WhatsApp, qui appartient à Meta, a également pris position contre l’OSB, comme l’ont rapporté TechCrunch et Wired. S’adressant à la BBC et au Guardian, Will Cathcart, le directeur de WhatsApp, a décrit l’OSB comme le texte législatif le plus préoccupant du monde occidental. Il a également laissé entendre que la plateforme ne se conformerait pas à l’obligation légale britannique d’affaiblir le niveau de cryptage qu’elle offre à ses utilisateurs, et qu’elle préférerait plutôt être bloquée par les autorités britanniques.

D’autres entreprises, comme Element, qui exploite le protocole Matrix décentré, et le fournisseur de messagerie électronique chiffrée de bout en bout Proton(ProtonMail), avertissent également que le projet de législation contient des mesures qui mettent en péril la sécurité d’un chiffrement robuste, essentiel pour assurer la sécurité des communications des utilisateurs.

Quelles sont les prochaines étapes ?

Le débat sur l’E2EE et la protection de la vie privée en ligne devrait se poursuivre, car de plus en plus de personnes dépendent des services de communication numérique pour leur vie personnelle et professionnelle. La nécessité d’un cryptage fort et de protections de la vie privée deviendra de plus en plus pressante au fil du temps. Il est clair que des entreprises technologiques comme Tutanota, Signal et WhatsApp s’engagent à protéger la vie privée et la sécurité de leurs utilisateurs, mais la question reste de savoir si les gouvernements écouteront leurs préoccupations et adopteront une approche équilibrée de la question. Il est légitime de craindre que les criminels et les terroristes exploitent l’E2EE pour échapper à la détection et commettre des délits. Toutefois, la solution n’est pas d’affaiblir ou d’interdire complètement l’E2EE.

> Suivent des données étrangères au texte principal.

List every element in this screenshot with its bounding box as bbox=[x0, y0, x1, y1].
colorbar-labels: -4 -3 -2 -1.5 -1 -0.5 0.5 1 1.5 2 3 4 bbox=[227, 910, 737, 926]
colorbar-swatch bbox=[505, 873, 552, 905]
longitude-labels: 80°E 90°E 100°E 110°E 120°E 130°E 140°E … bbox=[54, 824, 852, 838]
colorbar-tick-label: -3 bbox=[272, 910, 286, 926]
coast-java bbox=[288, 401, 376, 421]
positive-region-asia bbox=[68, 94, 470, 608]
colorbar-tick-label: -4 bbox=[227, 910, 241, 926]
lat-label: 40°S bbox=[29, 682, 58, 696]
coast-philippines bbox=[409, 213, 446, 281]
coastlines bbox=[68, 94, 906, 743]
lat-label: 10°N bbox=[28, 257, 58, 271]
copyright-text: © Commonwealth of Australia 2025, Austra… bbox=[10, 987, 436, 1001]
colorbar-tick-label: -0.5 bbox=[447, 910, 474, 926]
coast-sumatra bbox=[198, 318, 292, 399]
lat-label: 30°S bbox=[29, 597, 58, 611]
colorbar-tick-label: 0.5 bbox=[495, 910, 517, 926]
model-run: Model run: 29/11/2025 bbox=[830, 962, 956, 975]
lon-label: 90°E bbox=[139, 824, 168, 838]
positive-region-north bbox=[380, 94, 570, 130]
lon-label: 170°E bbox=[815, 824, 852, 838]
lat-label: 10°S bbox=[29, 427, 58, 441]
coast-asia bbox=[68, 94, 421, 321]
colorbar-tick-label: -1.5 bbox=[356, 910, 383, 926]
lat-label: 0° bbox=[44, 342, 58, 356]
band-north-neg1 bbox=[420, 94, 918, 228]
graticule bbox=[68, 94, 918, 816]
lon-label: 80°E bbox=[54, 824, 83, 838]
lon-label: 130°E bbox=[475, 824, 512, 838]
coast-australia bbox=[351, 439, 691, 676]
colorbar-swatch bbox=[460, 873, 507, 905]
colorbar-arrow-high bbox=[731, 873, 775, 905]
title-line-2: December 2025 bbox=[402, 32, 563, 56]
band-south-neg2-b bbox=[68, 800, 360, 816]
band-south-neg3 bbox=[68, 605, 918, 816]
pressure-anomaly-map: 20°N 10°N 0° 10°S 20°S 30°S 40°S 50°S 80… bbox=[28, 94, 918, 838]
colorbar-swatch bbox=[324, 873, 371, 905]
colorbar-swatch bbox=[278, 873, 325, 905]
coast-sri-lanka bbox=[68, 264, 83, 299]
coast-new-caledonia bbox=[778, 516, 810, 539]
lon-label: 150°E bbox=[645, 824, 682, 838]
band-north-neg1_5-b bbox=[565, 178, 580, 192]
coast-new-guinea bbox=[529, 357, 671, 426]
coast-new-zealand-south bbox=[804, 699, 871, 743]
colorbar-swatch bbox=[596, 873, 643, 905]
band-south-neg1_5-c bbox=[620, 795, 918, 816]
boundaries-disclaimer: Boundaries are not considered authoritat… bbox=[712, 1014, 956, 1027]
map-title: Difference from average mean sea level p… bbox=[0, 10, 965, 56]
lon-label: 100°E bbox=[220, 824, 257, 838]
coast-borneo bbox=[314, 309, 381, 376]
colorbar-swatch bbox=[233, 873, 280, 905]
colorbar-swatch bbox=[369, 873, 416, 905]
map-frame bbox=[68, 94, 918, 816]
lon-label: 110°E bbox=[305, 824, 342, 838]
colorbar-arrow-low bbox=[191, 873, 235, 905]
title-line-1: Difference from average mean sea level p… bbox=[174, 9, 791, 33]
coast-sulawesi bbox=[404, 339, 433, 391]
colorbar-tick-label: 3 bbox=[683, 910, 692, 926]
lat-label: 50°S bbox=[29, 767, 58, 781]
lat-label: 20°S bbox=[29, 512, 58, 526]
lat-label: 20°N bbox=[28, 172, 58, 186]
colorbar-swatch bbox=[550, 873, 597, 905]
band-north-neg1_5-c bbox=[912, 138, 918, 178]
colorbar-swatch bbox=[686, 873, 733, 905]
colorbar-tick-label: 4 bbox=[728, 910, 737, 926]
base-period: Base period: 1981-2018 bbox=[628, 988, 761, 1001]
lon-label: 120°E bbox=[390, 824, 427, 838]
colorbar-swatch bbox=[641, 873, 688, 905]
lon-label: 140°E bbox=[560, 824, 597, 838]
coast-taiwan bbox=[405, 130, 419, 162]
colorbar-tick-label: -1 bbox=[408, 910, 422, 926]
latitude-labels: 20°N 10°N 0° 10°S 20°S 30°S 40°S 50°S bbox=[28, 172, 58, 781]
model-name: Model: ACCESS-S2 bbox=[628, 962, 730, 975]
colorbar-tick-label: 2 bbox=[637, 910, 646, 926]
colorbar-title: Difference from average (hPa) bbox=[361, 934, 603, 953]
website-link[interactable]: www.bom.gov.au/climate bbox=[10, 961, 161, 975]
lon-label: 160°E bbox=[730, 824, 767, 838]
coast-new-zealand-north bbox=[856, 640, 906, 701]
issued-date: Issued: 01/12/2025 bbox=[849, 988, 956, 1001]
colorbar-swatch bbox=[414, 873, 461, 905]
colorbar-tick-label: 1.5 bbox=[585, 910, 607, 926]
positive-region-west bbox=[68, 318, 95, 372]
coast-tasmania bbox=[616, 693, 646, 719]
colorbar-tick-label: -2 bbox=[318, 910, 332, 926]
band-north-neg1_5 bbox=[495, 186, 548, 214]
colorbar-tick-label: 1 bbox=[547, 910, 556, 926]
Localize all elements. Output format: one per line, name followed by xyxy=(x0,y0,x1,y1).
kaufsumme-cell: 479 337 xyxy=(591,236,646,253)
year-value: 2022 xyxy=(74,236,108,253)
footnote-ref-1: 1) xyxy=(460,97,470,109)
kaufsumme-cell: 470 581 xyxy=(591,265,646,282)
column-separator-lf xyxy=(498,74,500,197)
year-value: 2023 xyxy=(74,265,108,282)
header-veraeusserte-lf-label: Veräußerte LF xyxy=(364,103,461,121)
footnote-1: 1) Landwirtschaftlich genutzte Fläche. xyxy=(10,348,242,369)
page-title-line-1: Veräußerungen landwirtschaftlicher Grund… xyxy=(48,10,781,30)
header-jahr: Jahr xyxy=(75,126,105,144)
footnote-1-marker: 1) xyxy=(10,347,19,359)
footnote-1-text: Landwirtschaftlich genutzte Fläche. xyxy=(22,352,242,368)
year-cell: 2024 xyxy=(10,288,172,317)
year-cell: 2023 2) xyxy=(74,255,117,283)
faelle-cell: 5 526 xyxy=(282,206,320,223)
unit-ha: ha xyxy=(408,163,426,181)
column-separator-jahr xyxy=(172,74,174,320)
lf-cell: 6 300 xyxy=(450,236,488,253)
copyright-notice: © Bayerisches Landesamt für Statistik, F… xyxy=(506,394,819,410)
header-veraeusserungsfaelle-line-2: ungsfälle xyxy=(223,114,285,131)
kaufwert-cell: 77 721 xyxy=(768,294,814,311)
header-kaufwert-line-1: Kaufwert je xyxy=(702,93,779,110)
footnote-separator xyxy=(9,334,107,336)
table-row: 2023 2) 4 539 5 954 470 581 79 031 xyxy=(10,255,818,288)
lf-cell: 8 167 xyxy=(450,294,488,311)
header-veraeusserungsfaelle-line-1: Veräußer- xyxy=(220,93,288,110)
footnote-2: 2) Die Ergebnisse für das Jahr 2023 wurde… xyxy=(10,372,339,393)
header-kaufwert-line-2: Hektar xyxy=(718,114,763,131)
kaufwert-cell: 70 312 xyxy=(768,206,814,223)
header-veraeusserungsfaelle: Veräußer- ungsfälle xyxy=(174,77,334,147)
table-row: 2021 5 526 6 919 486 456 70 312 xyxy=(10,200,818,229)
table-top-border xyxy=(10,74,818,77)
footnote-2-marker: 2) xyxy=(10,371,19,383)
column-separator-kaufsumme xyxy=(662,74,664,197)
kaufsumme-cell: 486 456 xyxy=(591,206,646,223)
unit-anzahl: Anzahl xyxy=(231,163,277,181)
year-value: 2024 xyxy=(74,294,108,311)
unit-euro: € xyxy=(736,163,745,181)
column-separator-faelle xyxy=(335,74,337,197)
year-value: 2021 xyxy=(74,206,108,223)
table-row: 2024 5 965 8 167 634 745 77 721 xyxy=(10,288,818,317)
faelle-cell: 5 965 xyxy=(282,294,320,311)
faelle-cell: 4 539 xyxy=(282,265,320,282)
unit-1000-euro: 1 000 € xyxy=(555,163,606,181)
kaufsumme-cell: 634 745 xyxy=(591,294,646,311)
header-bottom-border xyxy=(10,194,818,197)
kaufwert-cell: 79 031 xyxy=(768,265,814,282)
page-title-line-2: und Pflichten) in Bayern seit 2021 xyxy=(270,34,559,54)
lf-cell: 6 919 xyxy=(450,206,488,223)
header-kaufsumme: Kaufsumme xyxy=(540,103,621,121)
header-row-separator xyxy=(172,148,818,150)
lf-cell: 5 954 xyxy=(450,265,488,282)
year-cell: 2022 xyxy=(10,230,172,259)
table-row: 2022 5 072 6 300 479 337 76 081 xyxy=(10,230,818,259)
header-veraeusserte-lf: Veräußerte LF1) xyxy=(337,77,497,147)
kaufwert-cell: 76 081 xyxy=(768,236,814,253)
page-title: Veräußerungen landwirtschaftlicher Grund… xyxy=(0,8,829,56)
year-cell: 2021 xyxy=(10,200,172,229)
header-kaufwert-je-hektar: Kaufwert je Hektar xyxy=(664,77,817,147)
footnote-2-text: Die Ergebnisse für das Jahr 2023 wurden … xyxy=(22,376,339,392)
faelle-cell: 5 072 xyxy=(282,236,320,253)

Il convient de noter que le Royaume-Uni n’est pas le seul pays à être confronté à la question de l’E2EE. Aux États-Unis, le débat sur l’E2EE fait rage depuis des années, le gouvernement et les entreprises technologiques étant souvent en désaccord sur la question. Le gouvernement australien a également insisté sur la possibilité d’accéder aux données cryptées, en invoquant des préoccupations similaires concernant les activités criminelles.

En fin de compte, il n’est tout simplement pas possible d’améliorer la sécurité en l’affaiblissant.